Dr. Manuel Pinuela, co-founder and CEO of Cultivo, points out that nature-based solutions could contribute to over 30% of the necessary CO2 reduction targets by 2030, yet currently receive only about 3% of the funds allocated for carbon capture initiatives. In response, Cultivo aims to address this “financing gap,” emphasizing the importance of natural restoration, carbon sequestration, and biodiversity conservation.

The company employs an innovative financing model that links financial institutions with NGOs and landowners, facilitating investments in natural capital projects that conserve ecosystems, support livelihoods, and yield competitive financial returns. Utilizing proprietary algorithms and remote sensing technology, Cultivo identifies high-quality projects and assesses their potential for natural capital returns. This approach aggregates investment opportunities and simplifies the investment process for financial institutions interested in sustainable initiatives such as regenerative grazing and reforestation.

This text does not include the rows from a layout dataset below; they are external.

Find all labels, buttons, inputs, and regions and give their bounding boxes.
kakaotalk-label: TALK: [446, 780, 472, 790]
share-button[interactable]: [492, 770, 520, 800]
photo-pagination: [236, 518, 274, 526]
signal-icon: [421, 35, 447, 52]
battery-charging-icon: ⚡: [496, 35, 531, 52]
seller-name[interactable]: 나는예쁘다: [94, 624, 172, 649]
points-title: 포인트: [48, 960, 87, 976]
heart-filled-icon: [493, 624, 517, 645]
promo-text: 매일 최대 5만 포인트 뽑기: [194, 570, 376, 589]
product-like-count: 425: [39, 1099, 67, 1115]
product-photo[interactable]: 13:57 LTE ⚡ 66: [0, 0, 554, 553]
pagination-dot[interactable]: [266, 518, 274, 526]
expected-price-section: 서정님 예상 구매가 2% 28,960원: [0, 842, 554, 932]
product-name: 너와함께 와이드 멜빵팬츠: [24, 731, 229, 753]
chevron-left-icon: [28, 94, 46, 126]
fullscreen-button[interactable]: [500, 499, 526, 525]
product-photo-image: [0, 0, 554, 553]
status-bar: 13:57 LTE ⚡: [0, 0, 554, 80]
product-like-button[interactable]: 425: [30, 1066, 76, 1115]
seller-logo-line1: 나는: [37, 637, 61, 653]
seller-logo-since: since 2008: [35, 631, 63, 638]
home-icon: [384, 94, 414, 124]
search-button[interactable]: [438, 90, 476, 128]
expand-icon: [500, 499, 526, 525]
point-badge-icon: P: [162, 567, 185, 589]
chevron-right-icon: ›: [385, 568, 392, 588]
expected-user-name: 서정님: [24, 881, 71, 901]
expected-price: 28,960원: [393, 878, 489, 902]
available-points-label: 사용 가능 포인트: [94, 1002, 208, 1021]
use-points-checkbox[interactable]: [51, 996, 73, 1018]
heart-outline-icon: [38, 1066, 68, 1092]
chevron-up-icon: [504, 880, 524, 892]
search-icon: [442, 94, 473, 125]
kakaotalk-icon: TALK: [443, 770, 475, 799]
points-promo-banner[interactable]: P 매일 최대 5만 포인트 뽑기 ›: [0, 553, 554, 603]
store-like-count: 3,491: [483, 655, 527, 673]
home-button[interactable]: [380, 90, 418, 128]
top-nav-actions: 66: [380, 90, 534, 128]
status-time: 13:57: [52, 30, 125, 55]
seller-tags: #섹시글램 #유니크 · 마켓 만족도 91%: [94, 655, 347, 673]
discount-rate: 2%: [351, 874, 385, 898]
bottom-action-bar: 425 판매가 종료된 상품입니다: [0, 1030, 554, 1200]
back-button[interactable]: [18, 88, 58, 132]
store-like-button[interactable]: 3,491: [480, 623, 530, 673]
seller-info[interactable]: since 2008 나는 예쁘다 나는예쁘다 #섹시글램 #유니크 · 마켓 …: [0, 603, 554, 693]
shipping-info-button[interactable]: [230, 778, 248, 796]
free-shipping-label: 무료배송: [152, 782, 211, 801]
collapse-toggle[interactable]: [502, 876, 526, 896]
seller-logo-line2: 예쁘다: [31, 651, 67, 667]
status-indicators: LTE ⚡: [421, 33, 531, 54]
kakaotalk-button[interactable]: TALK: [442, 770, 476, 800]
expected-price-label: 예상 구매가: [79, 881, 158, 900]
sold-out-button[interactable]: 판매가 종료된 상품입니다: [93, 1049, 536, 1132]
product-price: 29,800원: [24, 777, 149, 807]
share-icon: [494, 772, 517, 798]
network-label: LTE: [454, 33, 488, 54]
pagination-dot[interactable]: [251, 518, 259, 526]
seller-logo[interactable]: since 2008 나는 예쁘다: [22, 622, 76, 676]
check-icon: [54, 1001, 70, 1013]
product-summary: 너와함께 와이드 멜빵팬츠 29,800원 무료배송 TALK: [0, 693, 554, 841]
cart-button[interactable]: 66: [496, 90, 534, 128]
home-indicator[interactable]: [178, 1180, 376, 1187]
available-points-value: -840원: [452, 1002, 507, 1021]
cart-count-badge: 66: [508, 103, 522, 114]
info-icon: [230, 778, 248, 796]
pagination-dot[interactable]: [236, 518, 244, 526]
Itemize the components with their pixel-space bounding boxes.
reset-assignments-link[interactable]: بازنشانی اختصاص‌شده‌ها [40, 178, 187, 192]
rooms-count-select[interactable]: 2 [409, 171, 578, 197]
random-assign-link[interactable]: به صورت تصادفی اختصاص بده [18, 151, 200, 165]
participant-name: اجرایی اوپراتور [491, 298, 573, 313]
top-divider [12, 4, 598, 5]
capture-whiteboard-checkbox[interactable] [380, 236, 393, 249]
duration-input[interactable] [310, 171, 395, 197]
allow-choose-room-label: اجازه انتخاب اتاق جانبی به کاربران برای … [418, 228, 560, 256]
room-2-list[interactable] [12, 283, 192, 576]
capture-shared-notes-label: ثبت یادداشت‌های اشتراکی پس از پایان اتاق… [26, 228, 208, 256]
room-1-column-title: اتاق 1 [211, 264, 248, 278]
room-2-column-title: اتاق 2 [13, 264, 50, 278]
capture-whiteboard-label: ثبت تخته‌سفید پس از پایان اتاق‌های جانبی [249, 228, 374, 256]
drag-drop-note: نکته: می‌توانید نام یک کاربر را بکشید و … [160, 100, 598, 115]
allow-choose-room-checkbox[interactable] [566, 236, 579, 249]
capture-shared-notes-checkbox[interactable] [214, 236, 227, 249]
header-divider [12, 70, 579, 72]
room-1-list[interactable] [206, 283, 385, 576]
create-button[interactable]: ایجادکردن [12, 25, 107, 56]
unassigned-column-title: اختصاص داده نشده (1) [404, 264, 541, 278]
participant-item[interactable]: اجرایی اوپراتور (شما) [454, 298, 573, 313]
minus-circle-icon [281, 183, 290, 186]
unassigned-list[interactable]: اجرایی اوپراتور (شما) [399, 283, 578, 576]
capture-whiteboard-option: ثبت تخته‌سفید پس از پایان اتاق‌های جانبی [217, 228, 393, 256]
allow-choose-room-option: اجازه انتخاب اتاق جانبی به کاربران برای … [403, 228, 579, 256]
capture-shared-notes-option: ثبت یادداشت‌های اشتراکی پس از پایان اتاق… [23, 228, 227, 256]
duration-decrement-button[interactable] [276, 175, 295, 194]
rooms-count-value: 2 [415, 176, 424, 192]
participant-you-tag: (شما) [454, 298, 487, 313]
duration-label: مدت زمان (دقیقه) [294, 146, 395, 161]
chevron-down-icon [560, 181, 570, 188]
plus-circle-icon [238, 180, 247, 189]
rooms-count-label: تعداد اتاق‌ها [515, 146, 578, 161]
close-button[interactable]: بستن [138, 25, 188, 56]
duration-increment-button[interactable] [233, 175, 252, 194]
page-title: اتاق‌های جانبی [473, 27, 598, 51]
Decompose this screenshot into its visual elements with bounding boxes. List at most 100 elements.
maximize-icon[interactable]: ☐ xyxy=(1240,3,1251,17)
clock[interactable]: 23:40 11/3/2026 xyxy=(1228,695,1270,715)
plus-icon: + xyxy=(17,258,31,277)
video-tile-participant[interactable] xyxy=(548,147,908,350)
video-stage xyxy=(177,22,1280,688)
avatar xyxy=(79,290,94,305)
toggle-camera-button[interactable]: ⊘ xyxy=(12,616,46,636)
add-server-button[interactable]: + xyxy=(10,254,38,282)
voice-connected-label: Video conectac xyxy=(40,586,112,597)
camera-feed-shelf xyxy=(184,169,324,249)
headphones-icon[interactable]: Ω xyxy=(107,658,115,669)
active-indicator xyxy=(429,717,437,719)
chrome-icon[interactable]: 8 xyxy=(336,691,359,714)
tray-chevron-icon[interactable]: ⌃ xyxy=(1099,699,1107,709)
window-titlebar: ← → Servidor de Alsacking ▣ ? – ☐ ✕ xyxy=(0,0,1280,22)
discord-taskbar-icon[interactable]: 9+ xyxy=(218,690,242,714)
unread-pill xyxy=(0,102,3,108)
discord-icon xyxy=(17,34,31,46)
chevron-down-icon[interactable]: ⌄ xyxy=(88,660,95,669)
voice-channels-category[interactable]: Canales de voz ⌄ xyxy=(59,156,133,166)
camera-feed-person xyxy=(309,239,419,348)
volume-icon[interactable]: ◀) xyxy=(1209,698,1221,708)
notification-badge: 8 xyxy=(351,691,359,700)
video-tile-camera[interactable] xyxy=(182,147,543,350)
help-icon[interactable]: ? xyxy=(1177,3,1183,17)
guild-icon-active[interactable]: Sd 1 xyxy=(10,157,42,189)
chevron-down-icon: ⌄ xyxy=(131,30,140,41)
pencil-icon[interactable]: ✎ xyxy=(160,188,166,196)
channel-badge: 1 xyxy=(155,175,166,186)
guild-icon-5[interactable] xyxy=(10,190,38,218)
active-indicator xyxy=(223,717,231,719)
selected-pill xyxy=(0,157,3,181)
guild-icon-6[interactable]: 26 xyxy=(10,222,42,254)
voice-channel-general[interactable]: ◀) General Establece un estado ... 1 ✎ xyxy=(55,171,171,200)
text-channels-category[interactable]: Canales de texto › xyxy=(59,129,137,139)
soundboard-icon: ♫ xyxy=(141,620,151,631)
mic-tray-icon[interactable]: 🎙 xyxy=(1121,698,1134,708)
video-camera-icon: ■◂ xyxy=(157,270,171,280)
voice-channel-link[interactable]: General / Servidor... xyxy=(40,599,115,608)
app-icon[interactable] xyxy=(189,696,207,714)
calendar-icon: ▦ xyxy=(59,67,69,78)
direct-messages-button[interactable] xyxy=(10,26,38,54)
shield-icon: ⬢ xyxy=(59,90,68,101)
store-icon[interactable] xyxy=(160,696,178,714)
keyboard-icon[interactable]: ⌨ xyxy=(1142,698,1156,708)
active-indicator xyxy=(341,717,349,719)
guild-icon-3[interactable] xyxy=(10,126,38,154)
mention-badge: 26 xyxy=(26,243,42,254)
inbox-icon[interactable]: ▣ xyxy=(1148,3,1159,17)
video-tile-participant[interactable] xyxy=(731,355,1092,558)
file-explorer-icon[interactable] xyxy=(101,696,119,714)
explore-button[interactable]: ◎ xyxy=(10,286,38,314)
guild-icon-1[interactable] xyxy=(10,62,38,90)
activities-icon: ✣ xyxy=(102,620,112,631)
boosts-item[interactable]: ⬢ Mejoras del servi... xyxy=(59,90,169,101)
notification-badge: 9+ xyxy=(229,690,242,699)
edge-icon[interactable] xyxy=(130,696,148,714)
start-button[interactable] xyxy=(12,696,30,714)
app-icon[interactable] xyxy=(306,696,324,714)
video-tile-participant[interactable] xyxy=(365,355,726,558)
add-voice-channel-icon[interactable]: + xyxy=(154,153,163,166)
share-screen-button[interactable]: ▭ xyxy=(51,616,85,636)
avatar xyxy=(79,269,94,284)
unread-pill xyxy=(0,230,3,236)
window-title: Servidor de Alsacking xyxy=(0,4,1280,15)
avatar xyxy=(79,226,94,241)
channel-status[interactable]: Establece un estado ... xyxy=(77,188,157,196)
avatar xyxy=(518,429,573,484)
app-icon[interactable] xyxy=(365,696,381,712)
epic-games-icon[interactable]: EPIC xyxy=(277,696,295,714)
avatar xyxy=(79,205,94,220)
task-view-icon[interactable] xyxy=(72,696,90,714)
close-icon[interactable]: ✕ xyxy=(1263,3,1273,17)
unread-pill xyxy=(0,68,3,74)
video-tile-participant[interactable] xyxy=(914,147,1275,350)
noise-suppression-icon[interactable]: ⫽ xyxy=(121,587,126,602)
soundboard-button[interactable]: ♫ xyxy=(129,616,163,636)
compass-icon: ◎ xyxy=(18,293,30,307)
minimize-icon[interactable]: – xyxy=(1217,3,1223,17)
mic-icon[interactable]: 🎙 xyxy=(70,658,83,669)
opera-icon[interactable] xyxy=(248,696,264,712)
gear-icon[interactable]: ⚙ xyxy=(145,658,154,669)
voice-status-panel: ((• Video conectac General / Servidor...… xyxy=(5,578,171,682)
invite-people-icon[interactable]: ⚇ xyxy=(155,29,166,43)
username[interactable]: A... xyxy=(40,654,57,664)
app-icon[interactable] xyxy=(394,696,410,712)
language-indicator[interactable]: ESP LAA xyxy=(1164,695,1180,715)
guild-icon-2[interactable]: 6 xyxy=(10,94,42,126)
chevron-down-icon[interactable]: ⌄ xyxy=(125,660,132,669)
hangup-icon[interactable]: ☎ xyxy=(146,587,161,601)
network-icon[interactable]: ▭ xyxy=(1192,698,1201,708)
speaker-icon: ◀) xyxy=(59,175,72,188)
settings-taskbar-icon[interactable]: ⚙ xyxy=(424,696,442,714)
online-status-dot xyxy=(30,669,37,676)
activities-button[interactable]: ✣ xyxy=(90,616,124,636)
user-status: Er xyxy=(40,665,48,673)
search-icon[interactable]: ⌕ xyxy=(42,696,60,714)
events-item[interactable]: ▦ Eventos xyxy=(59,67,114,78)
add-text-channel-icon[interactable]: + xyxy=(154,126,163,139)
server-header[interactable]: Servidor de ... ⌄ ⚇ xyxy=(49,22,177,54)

These projects generate carbon credits and other offsets, providing returns for investors while ensuring stable revenue for landowners and local communities. A notable collaboration is with TerViva, where Cultivo supports farmers in cultivating pongamia—a tree crop with historical significance in Asia. Pongamia produces oilseeds similar to soy, requires fewer chemical inputs, improves soil quality through nitrogen fixation, and captures carbon in its biomass. The sustainability benefits of this crop translate into carbon credits, creating additional income for farmers.

Dr. Pinuela notes that while there are many potential nature-based solutions, one challenge for institutions and corporations is identifying high-quality projects. High quality refers to the ability of natural capital to provide valuable ecosystem services, such as carbon capture and biodiversity maintenance. Distressed assets like degraded forests or wetlands can yield significant benefits in terms of CO2 mitigation, species protection, and water conservation.

Fintech startups like Cultivo collaborate with NGOs to bridge the gap between financial institutions and landowners, ensuring they leverage data to assess restoration potential. In today’s climate landscape, businesses have an obligation to combat climate change in alignment with the Paris Agreement, making it imperative for financial institutions to utilize sustainable data effectively.

Dr. Pinuela stresses that time is of the essence in the global effort to restore the environment. While incremental actions, such as tree planting, are being pursued, it’s crucial to address broader landscapes and their economic impacts on rural communities.